BURNLEY, England -- Confusion still reigns in the court of King Louis. Having gained just two Premier League points from an available nine, Louis van Gaal must face down accusations of employing system over substance. His 3-5-2 -- or more properly, his 3-4-1-2 -- at Burnley has so far lent United an image of teetering uncertainty. The day when fluency finally arrives seems distant. Three months, said van Gaal on Friday, though he has mentioned a year as a timescale for his ambitions being realised.
Are Manchester United gripped by a World Cup hangover? Van Gaal is hell-bent on repeating the tricks that took his Dutch team to third place in Brazil with a squad that currently looks entirely unsuited to such an approach. Wayne Rooney and Robin van Persie shuffled around each other like perfect strangers. Goalless it ended.
"At this moment, it is certainly not," van Gaal replied when asked how far off being world class his team of purportedly world-class players were. "But we have to wait and believe in it that it shall happen. You shall see."
Angel Di Maria, all 60 million pounds of him, was a shadow of the player he was in Brazil, and even more so of the virulent force who won the Champions League final's man-of-the-match award in Lisbon back in May from Sir Alex Ferguson, an interested spectator in the Bob Lord Stand on Saturday.
"It was not the world class player we have seen in Madrid," van Gaal said of the Argentinian. "You cannot expect that because he has to adapt to the English culture and his fellow players. And the fellow players have to adapt to his way of playing."

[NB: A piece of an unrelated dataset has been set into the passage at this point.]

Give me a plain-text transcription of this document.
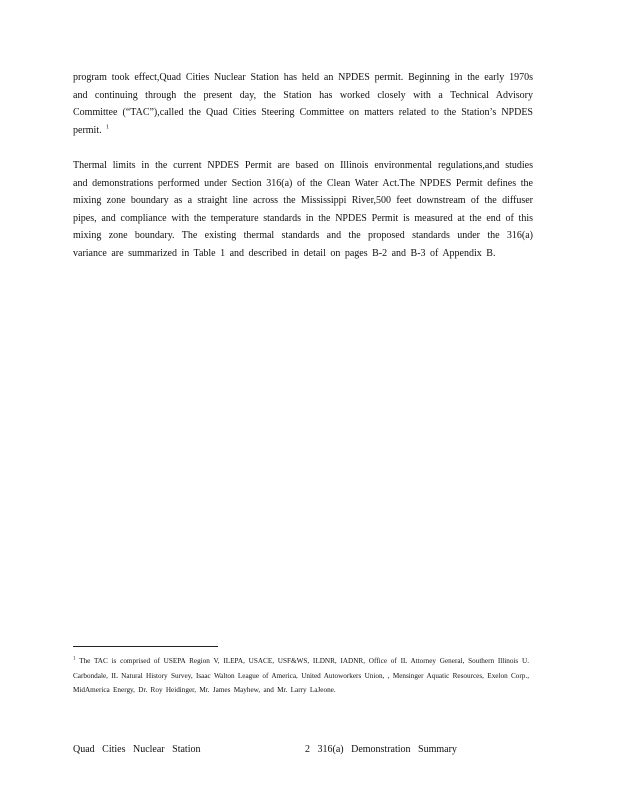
program took effect,Quad Cities Nuclear Station has held an NPDES permit. Beginning in the early 1970s and continuing through the present day, the Station has worked closely with a Technical Advisory Committee (“TAC”),called the Quad Cities Steering Committee on matters related to the Station’s NPDES permit. $^1$

Thermal limits in the current NPDES Permit are based on Illinois environmental regulations,and studies and demonstrations performed under Section 316(a) of the Clean Water Act.The NPDES Permit defines the mixing zone boundary as a straight line across the Mississippi River,500 feet downstream of the diffuser pipes, and compliance with the temperature standards in the NPDES Permit is measured at the end of this mixing zone boundary. The existing thermal standards and the proposed standards under the 316(a) variance are summarized in Table 1 and described in detail on pages B-2 and B-3 of Appendix B.

$^1$ The TAC is comprised of USEPA Region V, ILEPA, USACE, USF&WS, ILDNR, IADNR, Office of IL Attorney General, Southern Illinois U. Carbondale, IL Natural History Survey, Isaac Walton League of America, United Autoworkers Union, , Mensinger Aquatic Resources, Exelon Corp., MidAmerica Energy, Dr. Roy Heidinger, Mr. James Mayhew, and Mr. Larry LaJeone.

Quad Cities Nuclear Station	2 316(a) Demonstration Summary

Yet even at reduced capacity, Di Maria was still United's greatest threat. Though Burnley's agile and eager midfield closed him down in numbers, there were moments when his running threatened to take the pitched battle into open territory. Two incisive passes set up chances that van Persie and Juan Mata failed to profit from. Both players' performances were hugely below his level; Rooney's was lower still.
In a squad of players struggling with the system, Rooney's instinct to track back and get involved has been neutered. He looks a reduced force as a result, though several of his colleagues might empathise.
Once Di Maria had been withdrawn for Anderson having taken a kick to the calf, creativity dried up. United piled on territorial pressure, but Burnley held them at bay with ease, while away fans suffered jangled nerves as Phil Jones and Jonny Evans, indoctrinated since childhood with playing in a flat back four, showed visible signs of their struggles with now having to be part of a three.
Both players struggle with the great distances that the new tactics place between them. Often out on the right, Evans looked a fish out of water as an auxiliary right-back, which his new role forced him to be. Ashley Young as an inverted wing-back, coming from the left on his right foot, looks yet odder.
Van Gaal, meanwhile, admitted the problems that the World Cup has caused him when explaining van Persie's visible lack of sharpness.
"When you play 60 minutes in his first game and 70 minutes in his second game, then you build up as a coach," he said. "You have to build up players in the season because of the World championship. That's also a pity, but we have to do that or otherwise he's never fit."
United's manager never mentions his own lack of a good break, a chance to generate fresh ideas and regroup. He arrived in Manchester straight from the final weekend of the World Cup, and his stubborn sticking to his Dutch masterplan is currently causing visible abrasions among a group unused to being adaptable. Daley Blind, for whom a deal is agreed with Ajax, will arrive as a player almost alone in being used to 3-5-2, or variations thereof. Currently only van Gaal appears to know why things are happening the way they are.
"He [Blind] shall come to Manchester to have his medicals, and maybe we have a new player," said van Gaal, who remains hopeful that Marcos Rojo's red-tape no-go is sorted soon. Luke Shaw's earlier arrival means that he may have three defensively adept left-sided players to call on, though van Gaal wryly suggested all can play together in the same team.
"Yes, that's very smart of the manager, I think," he said, though the self-aggrandisement stopped when he considered his team's lack of goal power.
"In the games we played earlier, we didn't give a lot of chances away, but we have to create more chances and today we have created chances to score and that is where we have failed. The progress is there, but you have to win. A club like Manchester United have to win. When you have two points [out of] nine, that is not good enough, and that is disappointing."
Progress has been as slow as United currently move the ball. Van Gaal is not for turning, however. "I have to repeat myself," said van Gaal, bemused and amused by the circular questioning of the English media. "I think everybody is tired of me."
He spoke as if realising that unless results arrive, his novelty will soon wear wafer thin.